This is a suggested solution for GCE O Level Physics, November, Paper 1, Section A, Question 1.

In this question, it was stated that a stone fell from the top of a cliff to the sea and the following speed-time graph was provided:

(a) The student is required to state how acceleration can be found from a speed-time graph. The suggested answer is as follows:

Acceleration can be found by the gradient of the tangent at a specific point on the curve in the speed-time graph.

(b) In this part b of the question, the student is asked to describe how the acceleration of the stone changes between point A and point D. This part of the question only require the student to ** describe. ** Hence by observing from the given speed-time graph and describing his acceleration is all that is required. The suggested answer is as follows:

At point A, when the stone is dropped, its falling speed increases with time and it therefore experience acceleration. However, the stone experience decreasing acceleration, i.e the rate of increase in speed decreases over time. At point C, there is sudden substantial drop in the speed of the stone, i.e, the stone was experiencing deceleration or retardation until point D. After point D, the stone’s acceleration is zero.

(c) In this part of the question, the student is required to ** explain **in terms of the forces acting, why the acceleration changes from point A and B. The suggested answer is as follows:

At point A, when the stone is dropped, the earth’s gravitational force (also known as the weight of the stone) acts on the stone and pulls it towards the centre of the earth. In the free fall motion, the stone’s speed increases at an acceleration of 10ms^{-2}. However, in the presence of air, the air resistance, which is a frictional force that opposes motion, acts on the stone in opposite direction to the gravitational force.

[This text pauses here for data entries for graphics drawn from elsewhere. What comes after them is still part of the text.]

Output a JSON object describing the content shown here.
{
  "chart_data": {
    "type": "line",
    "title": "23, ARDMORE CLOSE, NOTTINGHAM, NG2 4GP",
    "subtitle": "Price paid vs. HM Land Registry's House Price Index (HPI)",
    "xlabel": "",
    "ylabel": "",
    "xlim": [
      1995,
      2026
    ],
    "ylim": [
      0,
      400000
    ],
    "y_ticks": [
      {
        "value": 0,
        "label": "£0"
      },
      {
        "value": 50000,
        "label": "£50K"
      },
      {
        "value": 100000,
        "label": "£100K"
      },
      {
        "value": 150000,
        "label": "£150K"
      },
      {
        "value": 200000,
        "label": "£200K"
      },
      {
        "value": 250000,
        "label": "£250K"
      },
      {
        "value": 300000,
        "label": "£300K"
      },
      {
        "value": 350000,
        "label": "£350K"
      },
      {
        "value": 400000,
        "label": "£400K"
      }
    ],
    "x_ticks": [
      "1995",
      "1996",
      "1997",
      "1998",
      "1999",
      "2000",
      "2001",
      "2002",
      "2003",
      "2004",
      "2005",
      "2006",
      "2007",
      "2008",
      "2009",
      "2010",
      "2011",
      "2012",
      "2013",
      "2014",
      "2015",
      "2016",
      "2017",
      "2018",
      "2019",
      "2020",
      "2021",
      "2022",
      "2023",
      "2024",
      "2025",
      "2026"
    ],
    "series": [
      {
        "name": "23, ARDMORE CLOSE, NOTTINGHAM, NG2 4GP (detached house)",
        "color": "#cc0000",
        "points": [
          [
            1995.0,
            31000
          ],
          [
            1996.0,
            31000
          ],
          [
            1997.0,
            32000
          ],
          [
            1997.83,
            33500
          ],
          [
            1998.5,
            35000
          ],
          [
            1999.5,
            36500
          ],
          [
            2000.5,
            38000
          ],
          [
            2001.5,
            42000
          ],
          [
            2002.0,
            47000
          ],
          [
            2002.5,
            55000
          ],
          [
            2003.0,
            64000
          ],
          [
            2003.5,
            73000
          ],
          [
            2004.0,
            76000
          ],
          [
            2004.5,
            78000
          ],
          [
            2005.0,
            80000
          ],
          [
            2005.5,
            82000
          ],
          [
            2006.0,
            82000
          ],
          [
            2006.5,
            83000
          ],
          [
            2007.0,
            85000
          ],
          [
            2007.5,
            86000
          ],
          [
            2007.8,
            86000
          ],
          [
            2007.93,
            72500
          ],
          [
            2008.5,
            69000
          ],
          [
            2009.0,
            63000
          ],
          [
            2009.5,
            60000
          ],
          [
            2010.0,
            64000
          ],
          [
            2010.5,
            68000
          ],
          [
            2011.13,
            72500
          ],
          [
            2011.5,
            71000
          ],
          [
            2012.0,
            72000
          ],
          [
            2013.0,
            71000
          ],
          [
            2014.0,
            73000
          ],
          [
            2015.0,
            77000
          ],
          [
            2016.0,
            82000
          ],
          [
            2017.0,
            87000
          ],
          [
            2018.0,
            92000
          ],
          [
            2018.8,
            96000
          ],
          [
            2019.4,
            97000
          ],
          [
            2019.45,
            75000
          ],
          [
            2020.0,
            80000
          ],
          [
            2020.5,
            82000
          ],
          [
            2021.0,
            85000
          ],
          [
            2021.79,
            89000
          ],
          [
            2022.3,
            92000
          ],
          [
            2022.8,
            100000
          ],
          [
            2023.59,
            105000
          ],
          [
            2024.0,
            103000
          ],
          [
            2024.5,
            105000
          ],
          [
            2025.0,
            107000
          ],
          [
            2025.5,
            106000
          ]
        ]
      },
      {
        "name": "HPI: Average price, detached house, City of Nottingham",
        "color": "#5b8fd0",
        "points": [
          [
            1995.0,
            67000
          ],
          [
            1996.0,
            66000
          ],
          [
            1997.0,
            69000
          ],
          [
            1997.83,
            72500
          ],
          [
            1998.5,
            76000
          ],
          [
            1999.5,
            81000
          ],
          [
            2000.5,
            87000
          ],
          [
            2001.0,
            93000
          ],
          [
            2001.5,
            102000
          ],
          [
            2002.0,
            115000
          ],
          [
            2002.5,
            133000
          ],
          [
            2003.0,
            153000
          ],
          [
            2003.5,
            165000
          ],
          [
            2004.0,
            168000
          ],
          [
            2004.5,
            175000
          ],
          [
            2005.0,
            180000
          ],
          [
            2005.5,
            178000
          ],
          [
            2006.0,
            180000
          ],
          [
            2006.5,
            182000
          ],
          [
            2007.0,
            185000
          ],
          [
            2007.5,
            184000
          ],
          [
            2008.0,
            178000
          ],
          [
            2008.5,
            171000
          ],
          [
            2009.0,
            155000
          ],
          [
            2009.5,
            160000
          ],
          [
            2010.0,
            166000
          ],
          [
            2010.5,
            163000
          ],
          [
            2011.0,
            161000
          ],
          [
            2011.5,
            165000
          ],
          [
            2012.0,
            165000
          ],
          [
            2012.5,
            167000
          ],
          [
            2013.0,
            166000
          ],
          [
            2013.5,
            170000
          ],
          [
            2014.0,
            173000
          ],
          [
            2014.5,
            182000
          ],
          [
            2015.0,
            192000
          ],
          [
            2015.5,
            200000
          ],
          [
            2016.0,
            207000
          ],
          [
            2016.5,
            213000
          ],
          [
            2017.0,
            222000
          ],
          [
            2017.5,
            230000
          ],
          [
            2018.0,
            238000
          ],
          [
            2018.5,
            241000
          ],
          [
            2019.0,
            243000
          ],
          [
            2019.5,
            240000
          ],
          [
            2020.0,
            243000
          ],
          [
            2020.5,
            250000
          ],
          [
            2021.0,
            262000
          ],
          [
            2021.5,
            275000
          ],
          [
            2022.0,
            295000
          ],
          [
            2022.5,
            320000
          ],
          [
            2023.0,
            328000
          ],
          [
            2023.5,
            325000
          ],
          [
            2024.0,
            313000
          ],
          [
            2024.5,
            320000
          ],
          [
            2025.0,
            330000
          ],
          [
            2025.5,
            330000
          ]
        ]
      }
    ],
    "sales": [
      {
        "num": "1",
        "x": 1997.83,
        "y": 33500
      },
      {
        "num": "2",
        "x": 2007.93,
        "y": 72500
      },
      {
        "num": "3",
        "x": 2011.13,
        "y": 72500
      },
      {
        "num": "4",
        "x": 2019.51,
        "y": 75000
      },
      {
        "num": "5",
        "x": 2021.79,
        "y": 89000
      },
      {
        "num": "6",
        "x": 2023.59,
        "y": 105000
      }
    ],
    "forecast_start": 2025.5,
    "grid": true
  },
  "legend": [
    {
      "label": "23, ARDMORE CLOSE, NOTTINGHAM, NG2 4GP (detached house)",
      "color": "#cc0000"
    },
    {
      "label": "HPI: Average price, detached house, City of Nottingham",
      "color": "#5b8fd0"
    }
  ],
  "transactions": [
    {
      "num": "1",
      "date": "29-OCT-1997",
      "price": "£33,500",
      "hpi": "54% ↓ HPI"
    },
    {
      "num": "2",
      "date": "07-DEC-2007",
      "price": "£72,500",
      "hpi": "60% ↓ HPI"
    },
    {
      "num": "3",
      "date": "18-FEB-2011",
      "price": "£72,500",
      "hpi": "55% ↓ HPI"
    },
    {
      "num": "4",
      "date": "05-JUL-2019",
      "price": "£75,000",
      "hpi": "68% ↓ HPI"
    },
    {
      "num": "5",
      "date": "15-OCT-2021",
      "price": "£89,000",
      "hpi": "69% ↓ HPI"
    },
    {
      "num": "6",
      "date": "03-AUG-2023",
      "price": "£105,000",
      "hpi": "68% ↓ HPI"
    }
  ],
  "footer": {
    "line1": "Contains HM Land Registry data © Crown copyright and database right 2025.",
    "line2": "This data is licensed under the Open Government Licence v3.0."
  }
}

As the speed of the falling stone increases, the opposing air resistance (frictional force) also increases to retard the motion. This cause the rate of increase in speed, i.e. the acceleration, to reduce as the stone drops from point A to point B.

(d) The student is required to explain from the given speed-time graph that it did not reach terminal velocity in the air.

From the graph, there is a steep and sudden drop in its speed at point C. This indicates that point C is the point where the stone hit the sea water. As water has a higher density than air, the opposing frictional force (water resistance) from the water causes a steep retardation to the speed of the stone as shown in the segment of the graph from C to D. Terminal velocity occurs when the opposing frictional force is equal to the weight of the object causing the speed to remain constant (horizontal line on speed-time graph). Since there is no segment on the graph before point C that shows that the speed of the stone remained constant, it means the stone did not reach terminal velocity in the air.